Sipapu was founded in 1952 by Lloyd and Olive Bolander as a family ski resort and summer camp. It is surrounded by the Sangre de Cristo Mountains and Carson National Forest and is known for its unspoiled character and rustic charm. Sipapu is 24 miles southeast of Taos at an elevation of 8200 feet.
Visit Sipapu's website.
GHOST RANCH in Abiquiu
Located on the Chama River, Abiquiú was founded by Spaniards in the 1700s. It was built on top of the ruins of a prehistoric Tewa pueblo and is surrounded by stunning red rock terrain made famous by Georgia O’Keeffe. Ghost Ranch educational center offers over 300 courses annually. 75 miles west of Taos at an elevation of 6,500 feet and a population of 230.
Visit Ghost Ranch's website.
Ojo Caliente Mineral Springs is one of the oldest natural health resorts in the country. The area is the site of several prehistoric pueblos and hot springs that include four different types of mineral waters which have flowed from a subterranean volcanic aquifer for thousands of years. Ojo is 39 miles southwest of Taos at an elevation of 6,983 feet. Population is 1,132.

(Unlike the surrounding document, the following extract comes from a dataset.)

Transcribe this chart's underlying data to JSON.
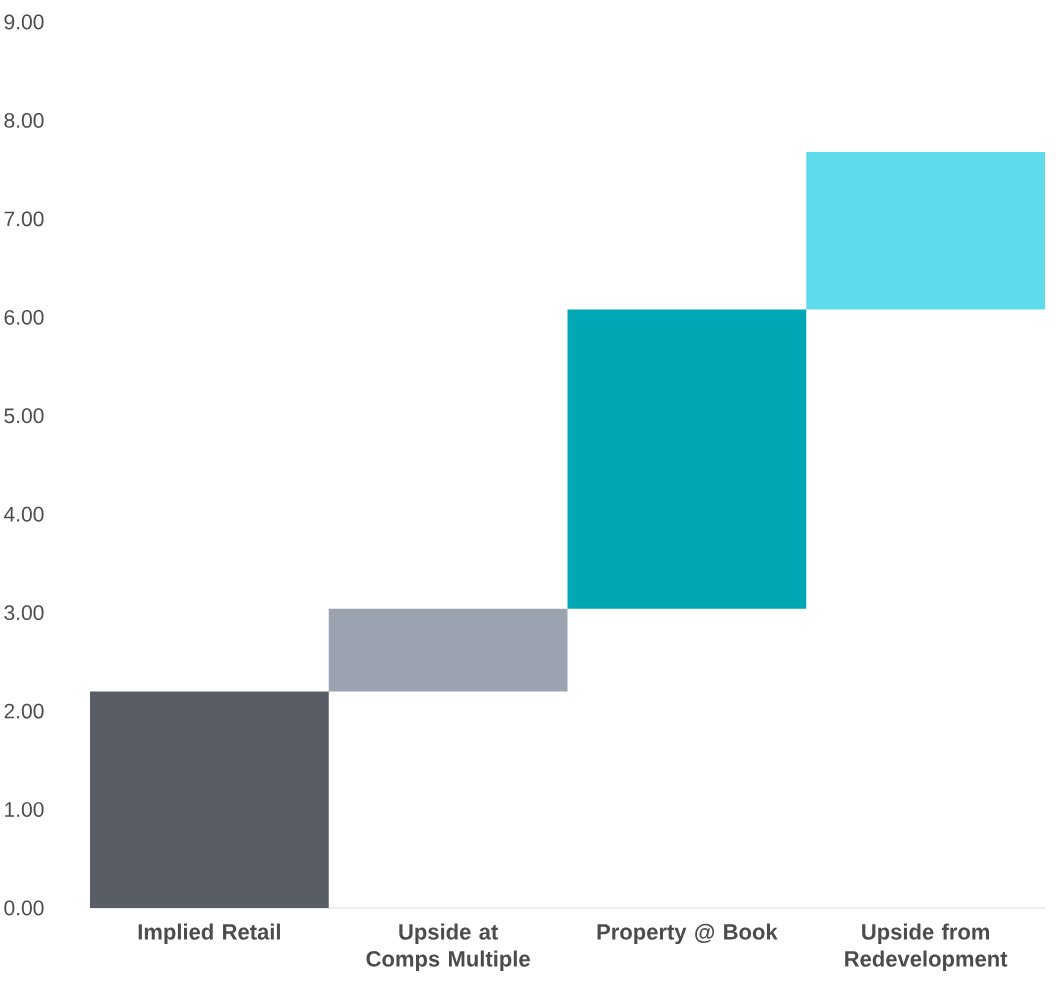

Visit Ojo Caliente's website.
HIGH ROAD TO TAOS ART VILLAGES
This 56-mile route meanders through many Spanish towns and two pueblos, Nambé and Picuris. Several historic churches are situated along the route, including Santuario de Chimayo on the south end of the bypass and San Francisco de Asis Mission Church on the northside in Ranchos de Taos. The villages of the High Road: Nambé, Chimayo, Córdova, Truchas, Ojo Sarco, Las Trampas, El Valle and Ojito, Chamisal, Picurís, Peñasco, Llano San Juan and Llano de la Yegua, Vadito, Talpa, Ranchos de Taos.
Visit High Road Artisan's website.
This is the largest town in northern New Mexico and has all the amenities of a big city – hospitals, parks, shopping centers and many art facilities. It is located on the Animas River in the Four Corners area, adjacent to Colorado, Utah and Arizona. It is heavily influenced by the Native American culture of the Navajo Nation. Farmington is 200 miles west of Taos at an elevation of 5,395 feet. Its population is 41,000.
Visit Farmington's tourism website.
Chama sits at the base of 10,000-foot Cumbres Peak in the Rio Chama Valley. Indigenous peoples have inhabited the area for at least 1,000 years. The 130-year-old narrow gauge Cumbres & Toltec Scenic Railroad is stationed here. Chama is 67 miles west of Taos at an elevation of 7,871 feet. Its population is approximately 1,500.